A também petista Arlete Sampaio ponderou estar disposta “a contribuir para construir um projeto realmente eficiente e melhorar a qualidade do atendimento à população”, mas deixa claro que não está disposta a votar um projeto que não alcançará esse objetivo. “Ibaneis equivoca-se ao pensar que, ameaçando os deputados, ele pode ter êxito em aprovar aquilo que não pode ser aprovado nessa casa legislativa”.
Aliados
Mesmo integrando a base governista, o distrital Daniel Donizet (PRP) disse ter encaminhado à presidência da CLDF um expediente questionando a ameaça do governador. “Inclusive, em uma  análise superficial da proposta de ampliação do modelo Instituto Hospital de Base, minha equipe técnica já identificou que os precedentes do TJDFT e STF admitem o modelo de serviço social autônomo para a prestação de serviço de saúde apenas em caráter complementar e não em substituição integral ao serviço público”, disse.
Também aliado, Eduardo Pedrosa (PTC) afirmou que Ibaneis precisa aprender a separar as coisas. “Os poderes são independentes, e os deputados não são funcionários do governador: são funcionários do povo. Os parlamentares têm liberdade para votar de acordo com as suas convicções”, afirmou ao Metrópoles. “O artigo 34 da Constituição Federal diz que pode haver intervenção federal caso não haja respeito entre os poderes, e é isso que ele está tentando fazer”, completou.
Após a publicação da reportagem, outros deputados também decidiram se posicionar publicamente. Oposição ao governo de Ibaneis Rocha, Fábio Felix (PSol) classificou como “demonstração de desrespeito” a forma como o projeto foi colocado para a CLDF. “Não votaremos a toque de caixa um projeto que precisa ser debatido com toda a população. Nós fazemos uma oposição responsável e comprometida com o bem-estar social.

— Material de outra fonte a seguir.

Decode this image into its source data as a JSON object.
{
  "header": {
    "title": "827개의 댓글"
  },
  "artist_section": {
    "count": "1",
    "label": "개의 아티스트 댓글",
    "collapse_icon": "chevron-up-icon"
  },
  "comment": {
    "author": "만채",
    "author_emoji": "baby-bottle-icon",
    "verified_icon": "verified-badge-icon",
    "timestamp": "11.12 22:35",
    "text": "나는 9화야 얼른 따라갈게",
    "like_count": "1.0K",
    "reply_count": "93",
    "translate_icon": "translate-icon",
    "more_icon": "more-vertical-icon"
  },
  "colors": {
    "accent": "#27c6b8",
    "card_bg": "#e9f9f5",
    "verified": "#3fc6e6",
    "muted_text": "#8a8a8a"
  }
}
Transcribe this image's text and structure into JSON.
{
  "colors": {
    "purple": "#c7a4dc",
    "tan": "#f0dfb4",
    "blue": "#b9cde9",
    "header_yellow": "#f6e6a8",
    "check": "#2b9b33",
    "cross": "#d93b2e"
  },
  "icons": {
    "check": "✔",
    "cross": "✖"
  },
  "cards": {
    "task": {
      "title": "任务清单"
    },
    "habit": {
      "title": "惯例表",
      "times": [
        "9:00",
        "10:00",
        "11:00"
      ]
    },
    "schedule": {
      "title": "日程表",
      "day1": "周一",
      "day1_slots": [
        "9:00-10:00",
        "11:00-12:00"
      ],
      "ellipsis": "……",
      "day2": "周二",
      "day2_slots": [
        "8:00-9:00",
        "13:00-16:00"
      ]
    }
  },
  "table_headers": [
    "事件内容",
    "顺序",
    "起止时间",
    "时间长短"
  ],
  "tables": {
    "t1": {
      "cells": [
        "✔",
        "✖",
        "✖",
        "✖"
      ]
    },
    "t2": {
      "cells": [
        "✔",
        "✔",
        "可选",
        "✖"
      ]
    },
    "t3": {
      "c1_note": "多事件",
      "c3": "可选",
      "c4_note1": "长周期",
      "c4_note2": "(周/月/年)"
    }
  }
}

O GDF não pode transferir suas responsabilidades para a Câmara Legislativa”, afirmou ele em nota.
Embora filiado ao partido que integra a base governista, o professor Reginaldo Veras (PDT) não poupou críticas ao conteúdo da matéria defendida pelo Palácio do Buriti. “Foi uma declaração infeliz, pueril e antidemocrática”, declarou à reportagem.
Modelo questionado
Após a alteração do nome, o governo trabalha para expandir o modelo aplicado no extinto Hospital de Base, gradativamente, para outras unidades de saúde. Ou seja, essa organização, que funcionará como serviço social autônomo, será responsável por gerir boa parte da rede pública. O prazo de início do novo modelo é 60 dias após a aprovação do projeto, tempo para se modificar o estatuto do IHBDF.
Segundo o Executivo, a medida seria aplicada, no primeiro momento, no Hospital Regional de Santa Maria (HRSM), onde o governador pretende reabrir 200 leitos de unidades de terapia intensiva (UTI) e nas UPAs. Para isso, a previsão é contratar mil profissionais. Ou seja, essa organização, que funcionará como serviço social autônomo, será responsável por gerir boa parte da rede pública.
“Está claro que a saúde está péssima, em frangalhos. Quem quiser ser contra que assuma a responsabilidade das vidas que estão aí morrendo. Eu estou bem tranquilo, a Câmara vota da maneira que quiser. Eu vou dar saúde para a população com eles ou sem eles.”